Lebih lanjut, Daniel mengungkapkan alasan dibalik proyeksi tren pasar barang branded yang bakal lesu di tahun 2024 ini. 

Alasan pertama yaitu klien yang mulai menilai kembali investasi mereka. “Perubahan dari selera terhadap kemewahan yang belum pernah terjadi sebeluma yang menjadi ciri era pascapandemi,” terang Daniel. 

Daniel sendiri memperkirakan di tahun ini akan terjadi perlambatan pertumbuhan pasar yang signifikan dan akan stabil pada tingkat historis sekitar 4-7%. 

Selanjutnya, konsumen yang semakin cerdas juga turut menjadi penyebab melorotnya tren penjualan barang merah ini. 

“Mengingat tingginya harga, klien berharap untuk menerima nilai lebih. Sebuah ekspektasi yang sulit dipenuhi oleh banyak merek,” sebut Daniel. 

Orang-orang di balik merek branded dan para pelanggan barang mewah ini menungkapkan sentrimen yang sama yitu banyak pengalaman klien yang tidak memenuhi janji yang dibuat oleh merek. 

Kesenjangan ini tidak hanya berdampak pada pemberian layanan namun juga meluas pada kualitas produk dalam beberapa kasus.

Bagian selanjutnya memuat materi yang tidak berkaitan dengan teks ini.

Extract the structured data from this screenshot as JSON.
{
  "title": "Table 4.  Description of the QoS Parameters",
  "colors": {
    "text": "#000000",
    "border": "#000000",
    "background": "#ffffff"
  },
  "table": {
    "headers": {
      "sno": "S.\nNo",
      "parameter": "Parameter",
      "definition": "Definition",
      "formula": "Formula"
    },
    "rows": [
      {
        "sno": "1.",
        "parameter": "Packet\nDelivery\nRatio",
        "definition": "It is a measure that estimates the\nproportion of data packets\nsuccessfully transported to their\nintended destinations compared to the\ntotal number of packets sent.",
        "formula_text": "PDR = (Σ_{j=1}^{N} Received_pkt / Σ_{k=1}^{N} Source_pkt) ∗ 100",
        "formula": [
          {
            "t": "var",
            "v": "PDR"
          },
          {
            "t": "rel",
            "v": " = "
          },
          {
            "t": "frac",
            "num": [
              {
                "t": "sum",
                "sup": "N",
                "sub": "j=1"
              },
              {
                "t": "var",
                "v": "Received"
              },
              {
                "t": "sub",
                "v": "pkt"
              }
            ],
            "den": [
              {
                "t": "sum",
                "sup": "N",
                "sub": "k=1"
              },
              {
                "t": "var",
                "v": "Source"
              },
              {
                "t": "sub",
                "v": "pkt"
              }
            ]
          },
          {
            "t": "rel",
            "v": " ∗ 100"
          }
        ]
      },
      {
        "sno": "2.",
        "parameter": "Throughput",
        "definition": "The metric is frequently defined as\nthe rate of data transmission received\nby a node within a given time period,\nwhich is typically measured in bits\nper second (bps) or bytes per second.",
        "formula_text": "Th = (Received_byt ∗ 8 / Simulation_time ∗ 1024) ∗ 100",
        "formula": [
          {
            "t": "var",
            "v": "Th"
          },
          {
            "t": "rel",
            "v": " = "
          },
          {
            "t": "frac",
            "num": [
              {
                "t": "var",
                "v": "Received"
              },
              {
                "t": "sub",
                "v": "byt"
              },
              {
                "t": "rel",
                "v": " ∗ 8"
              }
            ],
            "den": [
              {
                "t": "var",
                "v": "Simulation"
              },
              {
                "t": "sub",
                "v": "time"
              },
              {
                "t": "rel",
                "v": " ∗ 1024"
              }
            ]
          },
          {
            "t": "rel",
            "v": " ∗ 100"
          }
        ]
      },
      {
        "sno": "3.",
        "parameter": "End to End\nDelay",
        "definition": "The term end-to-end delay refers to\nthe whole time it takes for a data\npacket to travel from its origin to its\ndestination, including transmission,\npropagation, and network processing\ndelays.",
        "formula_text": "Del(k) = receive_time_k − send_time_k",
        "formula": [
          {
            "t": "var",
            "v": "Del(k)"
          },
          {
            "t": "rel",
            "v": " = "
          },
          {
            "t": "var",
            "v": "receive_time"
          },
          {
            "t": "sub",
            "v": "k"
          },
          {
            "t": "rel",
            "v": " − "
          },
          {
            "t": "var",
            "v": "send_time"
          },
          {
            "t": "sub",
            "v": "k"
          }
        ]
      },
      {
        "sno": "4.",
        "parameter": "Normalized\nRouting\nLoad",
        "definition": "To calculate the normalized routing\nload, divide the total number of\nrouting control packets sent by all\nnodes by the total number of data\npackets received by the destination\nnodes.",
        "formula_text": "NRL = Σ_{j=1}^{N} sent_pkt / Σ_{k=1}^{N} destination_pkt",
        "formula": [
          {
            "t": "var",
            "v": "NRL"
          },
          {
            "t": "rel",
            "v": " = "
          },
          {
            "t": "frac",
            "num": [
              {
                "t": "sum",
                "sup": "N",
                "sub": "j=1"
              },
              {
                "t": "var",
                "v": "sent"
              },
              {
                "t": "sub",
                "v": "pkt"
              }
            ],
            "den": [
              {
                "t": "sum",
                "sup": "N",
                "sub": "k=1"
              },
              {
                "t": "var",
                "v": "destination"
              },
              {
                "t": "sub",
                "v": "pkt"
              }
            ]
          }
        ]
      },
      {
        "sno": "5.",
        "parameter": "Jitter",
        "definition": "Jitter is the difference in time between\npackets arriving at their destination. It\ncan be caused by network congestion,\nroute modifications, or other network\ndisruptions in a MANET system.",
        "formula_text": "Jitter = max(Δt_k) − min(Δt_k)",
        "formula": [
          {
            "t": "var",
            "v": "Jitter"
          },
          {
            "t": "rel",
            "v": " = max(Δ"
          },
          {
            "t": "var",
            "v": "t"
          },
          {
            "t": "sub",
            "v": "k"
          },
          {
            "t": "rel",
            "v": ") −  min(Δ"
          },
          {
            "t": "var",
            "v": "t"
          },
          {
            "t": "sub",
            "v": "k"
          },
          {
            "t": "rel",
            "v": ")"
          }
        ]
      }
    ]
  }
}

Pergeseran ini disebut-sebut menunjukkan peralihan dari pembelian impulsif ke arah konsumsi yang lebih bijaksana. 

Tren ini juga merupakan indikasi jelas meningkatnya pengaruh Gen Z dalam pembelian barang mewah. Selain menjadi generasi yang paling terhubung secara digital, ekspektasi mereka melampaui ekspektasi para pendahulunya.

Selain itu, mereka juga menunjukkan loyalitas yang lebih rendah terhadap merek-merek yang sudah mapan layaknya generasi sebelumnya. Gen Z juga memiliki kecenderungan mencari value merek yang pas dan sesuai dengan diri mereka. 

“Dalam beberapa tahun terakhir, banyak merek semakin berpuas diri, memprioritaskan klien mereka yang sudah mapan dan mengabaikan Gen Z. Namun, mengingat demografi ini mencakup lebih dari 20% pembelian barang mewah di seluruh dunia dan sekitar 30% di Tiongkok, merek-merek yang gagal terhubung dengan konsumen muda ini dapat menghadapi tantangan yang signifikan,” pungkas Daniel.